Hoy, celebro mis identidades iraní y estadounidense sin miedo ni vergüenza. Estos países, sin importar sus gobiernos, están formados por las mismas personas, mujeres y hombres que anhelan la libertad, la igualdad y la prosperidad. Observo cómo el asombrosamente valiente pueblo de Irán lucha por sus derechos humanos más básicos. Y llorar desde lejos mientras son asesinados, golpeados o encarcelados.

“Nada va a cambiar, el gobierno los matará y los encarcelará, hasta que cesen”, me dijo mi madre en nuestra llamada diaria hace unos días. Dijo que mis parientes en Irán están asustados y desconsolados por el asesinato de jóvenes iraníes, pero no creen que nada vaya a cambiar. Yo espero que ellos estén equivocados.

Recuerdo escenas dispersas del día que salimos de Irán. Conduciendo por la calle Pahlavi, la calle principal que atraviesa el centro de Teherán, vi pasar la ciudad con las majestuosas montañas nevadas de Alborz en la distancia. El viento traía un dejo de las castañas recién asadas y las mazorcas de maíz al carbón que vendían los vendedores ambulantes.
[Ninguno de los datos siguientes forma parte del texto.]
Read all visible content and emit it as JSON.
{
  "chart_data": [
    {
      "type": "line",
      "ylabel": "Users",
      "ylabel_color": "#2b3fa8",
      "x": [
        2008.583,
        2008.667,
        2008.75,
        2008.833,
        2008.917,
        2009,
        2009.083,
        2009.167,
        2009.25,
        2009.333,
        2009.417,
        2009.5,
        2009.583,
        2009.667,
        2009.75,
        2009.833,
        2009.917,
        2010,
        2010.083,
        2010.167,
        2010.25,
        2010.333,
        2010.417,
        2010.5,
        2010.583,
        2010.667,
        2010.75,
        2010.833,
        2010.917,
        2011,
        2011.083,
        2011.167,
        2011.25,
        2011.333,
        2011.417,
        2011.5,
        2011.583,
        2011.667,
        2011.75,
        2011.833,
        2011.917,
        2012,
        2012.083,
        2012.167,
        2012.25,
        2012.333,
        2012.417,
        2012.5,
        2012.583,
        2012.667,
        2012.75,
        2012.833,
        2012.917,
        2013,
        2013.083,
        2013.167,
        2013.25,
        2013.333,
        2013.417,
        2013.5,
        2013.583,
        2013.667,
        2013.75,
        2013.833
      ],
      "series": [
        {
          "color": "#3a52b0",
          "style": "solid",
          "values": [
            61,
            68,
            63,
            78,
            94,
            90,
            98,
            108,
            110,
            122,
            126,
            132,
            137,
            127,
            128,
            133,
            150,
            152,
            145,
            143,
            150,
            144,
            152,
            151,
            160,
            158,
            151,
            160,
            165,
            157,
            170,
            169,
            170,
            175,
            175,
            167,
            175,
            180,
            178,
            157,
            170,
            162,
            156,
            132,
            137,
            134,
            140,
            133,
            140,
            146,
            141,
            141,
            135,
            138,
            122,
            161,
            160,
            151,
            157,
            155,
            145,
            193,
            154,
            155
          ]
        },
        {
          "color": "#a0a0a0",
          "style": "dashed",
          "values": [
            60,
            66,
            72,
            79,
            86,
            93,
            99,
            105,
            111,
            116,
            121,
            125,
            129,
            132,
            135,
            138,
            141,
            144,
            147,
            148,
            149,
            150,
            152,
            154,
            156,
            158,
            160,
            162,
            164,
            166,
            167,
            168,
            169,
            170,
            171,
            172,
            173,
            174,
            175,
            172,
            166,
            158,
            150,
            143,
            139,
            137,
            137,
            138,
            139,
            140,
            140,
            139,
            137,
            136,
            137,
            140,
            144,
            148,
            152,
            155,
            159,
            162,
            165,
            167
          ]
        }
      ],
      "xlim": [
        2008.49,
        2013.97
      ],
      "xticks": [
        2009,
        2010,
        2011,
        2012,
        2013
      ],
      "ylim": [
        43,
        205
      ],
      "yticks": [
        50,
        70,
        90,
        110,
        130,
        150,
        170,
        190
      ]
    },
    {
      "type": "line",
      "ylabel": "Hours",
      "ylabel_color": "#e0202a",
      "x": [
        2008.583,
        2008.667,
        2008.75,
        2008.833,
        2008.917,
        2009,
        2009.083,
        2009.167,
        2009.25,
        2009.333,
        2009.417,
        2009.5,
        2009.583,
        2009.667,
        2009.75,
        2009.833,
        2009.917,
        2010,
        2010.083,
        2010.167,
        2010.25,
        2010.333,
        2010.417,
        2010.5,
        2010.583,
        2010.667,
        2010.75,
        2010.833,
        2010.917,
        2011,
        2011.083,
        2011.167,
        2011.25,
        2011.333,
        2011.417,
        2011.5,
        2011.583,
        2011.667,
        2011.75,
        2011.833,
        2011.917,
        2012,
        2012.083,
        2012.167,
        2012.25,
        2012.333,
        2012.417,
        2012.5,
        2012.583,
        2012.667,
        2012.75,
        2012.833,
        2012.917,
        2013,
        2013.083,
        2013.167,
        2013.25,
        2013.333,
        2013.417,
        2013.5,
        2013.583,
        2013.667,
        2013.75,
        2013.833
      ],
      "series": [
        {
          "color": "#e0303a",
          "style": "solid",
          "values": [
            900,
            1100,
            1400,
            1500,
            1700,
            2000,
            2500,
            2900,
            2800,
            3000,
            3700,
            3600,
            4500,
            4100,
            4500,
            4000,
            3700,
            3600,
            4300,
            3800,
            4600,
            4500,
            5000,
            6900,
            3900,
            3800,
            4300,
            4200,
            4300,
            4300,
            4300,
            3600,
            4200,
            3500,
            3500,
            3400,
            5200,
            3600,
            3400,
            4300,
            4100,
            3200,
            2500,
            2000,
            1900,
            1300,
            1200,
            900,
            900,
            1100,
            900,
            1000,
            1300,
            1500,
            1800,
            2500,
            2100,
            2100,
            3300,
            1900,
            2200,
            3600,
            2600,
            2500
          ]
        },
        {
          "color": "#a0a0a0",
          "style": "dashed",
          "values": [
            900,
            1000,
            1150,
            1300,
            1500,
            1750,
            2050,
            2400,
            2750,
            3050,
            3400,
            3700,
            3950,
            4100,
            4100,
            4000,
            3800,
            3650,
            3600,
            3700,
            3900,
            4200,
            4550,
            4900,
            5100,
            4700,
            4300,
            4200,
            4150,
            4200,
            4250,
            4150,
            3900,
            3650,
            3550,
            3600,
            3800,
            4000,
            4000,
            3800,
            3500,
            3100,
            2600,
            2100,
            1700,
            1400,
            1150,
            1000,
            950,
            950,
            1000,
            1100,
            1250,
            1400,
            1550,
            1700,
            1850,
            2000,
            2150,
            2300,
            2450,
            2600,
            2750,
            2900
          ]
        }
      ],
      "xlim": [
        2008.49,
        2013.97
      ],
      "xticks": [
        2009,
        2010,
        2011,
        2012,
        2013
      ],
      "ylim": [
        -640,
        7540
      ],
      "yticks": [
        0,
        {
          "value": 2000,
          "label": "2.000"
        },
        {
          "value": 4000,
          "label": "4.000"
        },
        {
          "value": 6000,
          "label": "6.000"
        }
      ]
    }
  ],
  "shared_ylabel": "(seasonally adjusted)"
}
No podría haber imaginado ese día, hace 43 años, que no volvería a ver Irán. Después de cuatro décadas, incluso con los enormes obstáculos en su camino, tengo esperanza por primera vez sobre la posibilidad de que las mujeres de Irán tengan una sociedad libre con igualdad de género, precisamente lo que vine a buscar aquí y lo que todo ser humano merece.

Mi madre tenía razón: yo estaba destinado a ser estadounidense. Pero también soy de Irán, mi lugar de nacimiento y donde se asientan mis antepasados, herencia e historia. No disminuiré mi orgullo, admiración y apoyo a estos países para ser aceptado por el otro. Eso es lo que hace grande a Estados Unidos: el hecho de que no tengo que hacerlo. Como inmigrantes, tenemos el derecho y el privilegio de celebrar y enorgullecernos de nuestra herencia y seguir siendo completamente estadounidenses.